Отличное знание французского не раз подбрасывало Алексею Ниловичу нестандартные ситуации. Например, такую:
– Однажды приходит в институт полковник милиции: «Вы Михеев? Поехали!», – ничего не объясняя. А у меня занятие предстоит, говорю: «Нет, идите к декану». Возвращается: «Разрешение получено, скорее садитесь в машину». Везет меня на вокзал. Оказывается, ехал из Парижа (где у него живут сыновья) один вьетнамец поездом Москва-Пекин. И у него жена умерла между Исилькулем и Омском. А он по-русски ни бум-бум. Сидел совершенно потерянный. Когда я заговорил с ним по-французски, он, несмотря на горе, засмеялся в голос. Было принято решение тело отправить в Москву, кремировать, и прах потом везти в Ханой. Я всё это переводил, и до самолета потом его проводил.
И снова Боевой
– А как Вы учителем в Боевом стали? – снова не стыкуются у меня перипетии карьеры Алексея Ниловича.
– А очень просто. Зав. кафедрой, Дина Яковлевна Воробьева, чудесная женщина, умерла, а с новой заведующей мы не сработались. Я стал не штатным преподавателем, а почасовиком и года два совмещал это с директорством на агробиостанции, где студенты-биологи и географы опыты проводили. Однажды приехал в Боевую школу проверять, как тут преподается французский. И решил: вернусь-ка я обратно, брошу этот город. Меня переводом сюда. И еще 14 лет, с 1982 по 96-й, я отработал в школе. По мере того как французский язык на немецкий заменяли, стал труды преподавать для мальчиков 5-7 класса. Мне это даже больше нравилось. Потому что к иностранным языкам мало интереса было, ученики рассуждали: с кем нам по-французски разговаривать, с коровами что ли? А на трудах все полезные для жизни навыки – пилить, точить, работа с инструментами, станками.
Я и сам люблю мастерить, строить. У меня, кстати, еще одно хобби есть.

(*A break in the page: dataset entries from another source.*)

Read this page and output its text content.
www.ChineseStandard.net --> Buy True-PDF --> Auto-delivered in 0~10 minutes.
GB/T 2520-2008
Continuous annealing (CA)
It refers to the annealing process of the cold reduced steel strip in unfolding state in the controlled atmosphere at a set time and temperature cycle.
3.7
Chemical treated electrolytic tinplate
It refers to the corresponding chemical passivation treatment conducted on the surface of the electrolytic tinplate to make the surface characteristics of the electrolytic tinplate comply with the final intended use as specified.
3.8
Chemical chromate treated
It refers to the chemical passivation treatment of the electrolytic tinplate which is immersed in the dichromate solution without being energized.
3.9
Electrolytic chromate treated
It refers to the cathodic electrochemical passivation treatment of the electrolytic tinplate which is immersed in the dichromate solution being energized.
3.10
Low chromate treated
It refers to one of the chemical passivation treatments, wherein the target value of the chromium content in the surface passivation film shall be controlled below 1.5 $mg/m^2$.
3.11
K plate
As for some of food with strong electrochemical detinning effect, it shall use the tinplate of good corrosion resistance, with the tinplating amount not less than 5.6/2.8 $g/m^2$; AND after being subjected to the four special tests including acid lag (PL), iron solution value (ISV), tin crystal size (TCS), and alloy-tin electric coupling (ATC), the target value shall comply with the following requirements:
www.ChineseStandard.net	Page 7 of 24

Или даже два, – показывать надо, – оживляется Алексей Нилович и проводит меня в соединенные между собой хозяйственные помещения, где с потолка свисают, сушатся сотни березовых веников. Это целое производство со станками, которые изобрел и изготовил сам Алексей Нилович.

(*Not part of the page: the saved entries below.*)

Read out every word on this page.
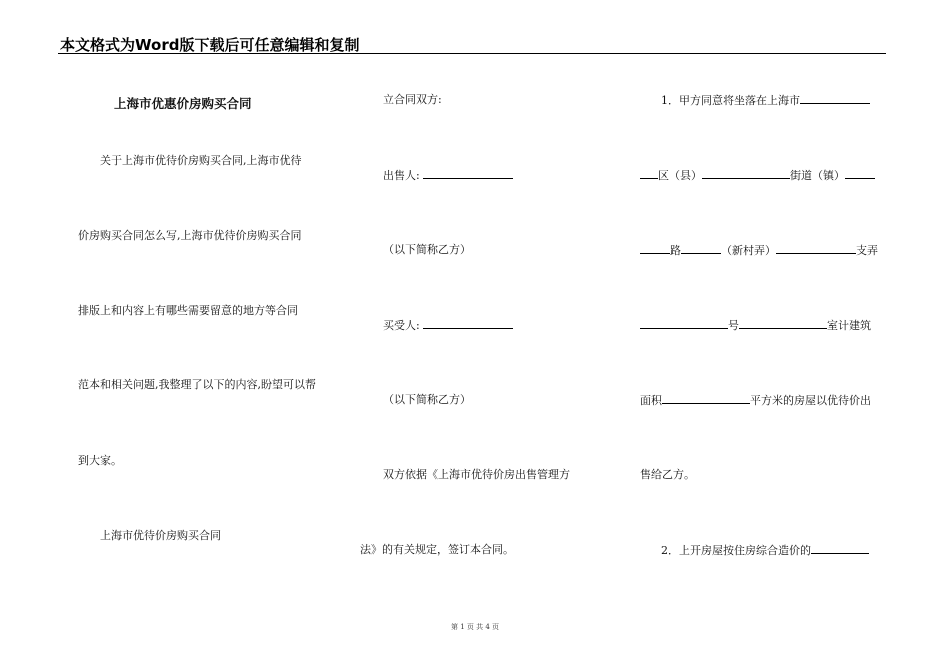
本文格式为Word版下载后可任意编辑和复制
上海市优惠价房购买合同
关于上海市优待价房购买合同,上海市优待
价房购买合同怎么写,上海市优待价房购买合同
排版上和内容上有哪些需要留意的地方等合同
范本和相关问题,我整理了以下的内容,盼望可以帮
到大家。
上海市优待价房购买合同
立合同双方:
出售人:
（以下简称乙方）
买受人:
（以下简称乙方）
双方依据《上海市优待价房出售管理方
法》的有关规定，签订本合同。
1．甲方同意将坐落在上海市
区（县）	街道（镇）
路	（新村弄）	支弄
号	室计建筑
面积	平方米的房屋以优待价出
售给乙方。
2．上开房屋按住房综合造价的
第 1 页 共 4 页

– В этот шаблон накладываем ветки. Тут катушка, нитки, на педаль давим, прутья зажимаются, резаком - чик, перевязываем – готово. И нигде сварки нет, всё на болтах. Это для веников. Еще есть станок метелки делать. В Омске спрос на них большой. И еще пара станков, над которыми пришлось голову поломать. Поработал маленько, устал – пошел другим заниматься, – хорошо. А в городе сиди на балконе… Нисколько не жалею, что из Омска уехали.

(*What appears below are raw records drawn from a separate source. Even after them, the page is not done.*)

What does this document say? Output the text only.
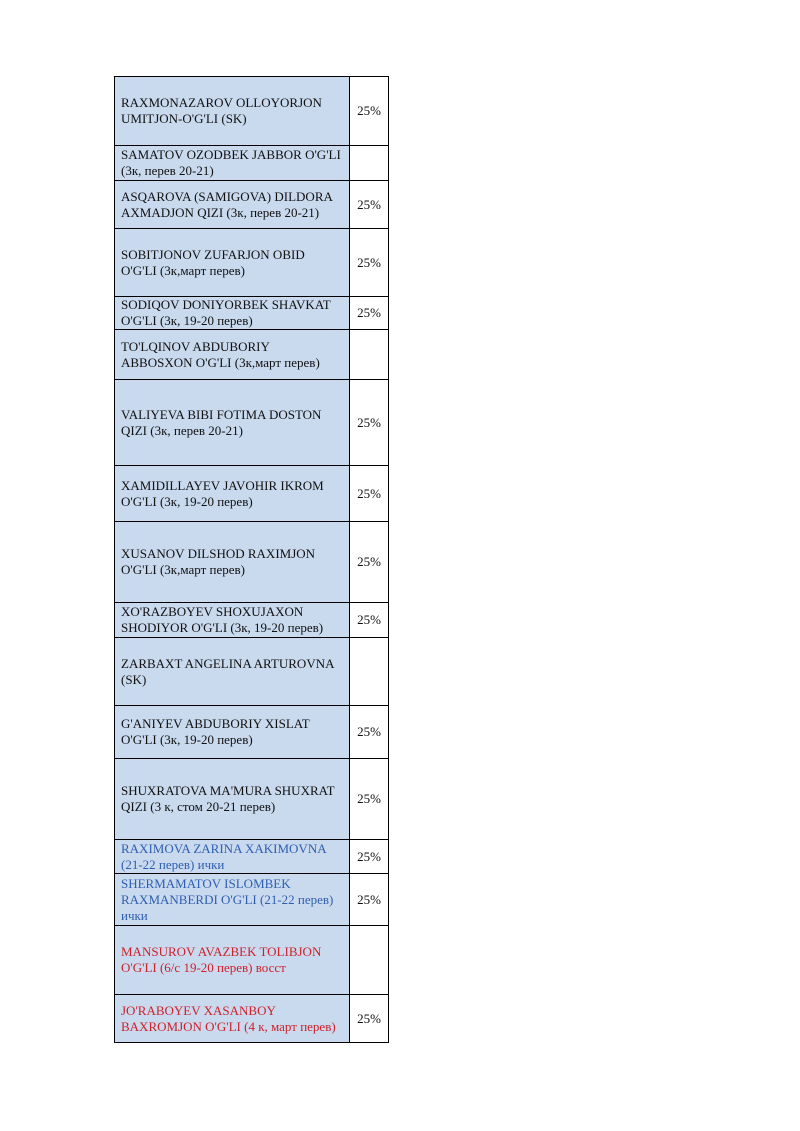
RAXMONAZAROV OLLOYORJON UMITJON-O'G'LI (SK)	25%
SAMATOV OZODBEK JABBOR O'G'LI (3к, перев 20-21)	
ASQAROVA (SAMIGOVA) DILDORA AXMADJON QIZI (3к, перев 20-21)	25%
SOBITJONOV ZUFARJON OBID O'G'LI (3к,март перев)	25%
SODIQOV DONIYORBEK SHAVKAT O'G'LI (3к, 19-20 перев)	25%
TO'LQINOV ABDUBORIY ABBOSXON O'G'LI (3к,март перев)	
VALIYEVA BIBI FOTIMA DOSTON QIZI (3к, перев 20-21)	25%
XAMIDILLAYEV JAVOHIR IKROM O'G'LI (3к, 19-20 перев)	25%
XUSANOV DILSHOD RAXIMJON O'G'LI (3к,март перев)	25%
XO'RAZBOYEV SHOXUJAXON SHODIYOR O'G'LI (3к, 19-20 перев)	25%
ZARBAXT ANGELINA ARTUROVNA (SK)	
G'ANIYEV ABDUBORIY XISLAT O'G'LI (3к, 19-20 перев)	25%
SHUXRATOVA MA'MURA SHUXRAT QIZI (3 к, стом 20-21 перев)	25%
RAXIMOVA ZARINA XAKIMOVNA (21-22 перев) ички	25%
SHERMAMATOV ISLOMBEK RAXMANBERDI O'G'LI (21-22 перев) ички	25%
MANSUROV AVAZBEK TOLIBJON O'G'LI (6/с 19-20 перев) восст	
JO'RABOYEV XASANBOY BAXROMJON O'G'LI (4 к, март перев)	25%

«Пока ноги идут как-нибудь – иди!»
– А ещё, говорят, Вы стихи сочиняете? – вспоминаю я «наводку» библиотекарей.
– Сочиняю. И все в тетрадку записываю. Вот такая стопа набралась (Алексей Нилович разводит руки сантиметров на 20-25). На все темы есть, и о природе, и на темы морали, и о вреде пьянства (я этим никогда не страдал). Есть жене посвященные. Рассуждения о жизни, о любви. Русский язык самый богатый в мире. Можно такие тонкости одним словом передать, для которых в других языках две-три фразы потребуются.
Видя, что за мной уже подъехала редакционная машина, он, торопясь, из тетрадки с самыми «свежими» стихами зачитывает несколько. Одно из них пусть и станет эпилогом к этому материалу:
Жизненный путь не вернуть, вспять не пройти.
Пока ноги идут как-нибудь – иди.
Тяжело бывает идти – терпи.
Долго не отдыхай – вставай.
Далеко дорога ведет – приведет.
Ты по ней не торопись, держись,
Ведь если споткнулся, упал – пропал.
Дорога когда-то кончается – причаливайся.
Возьмет эстафету другой, не с тобой.
Но если еще скрипишь – иди и других вдохновишь.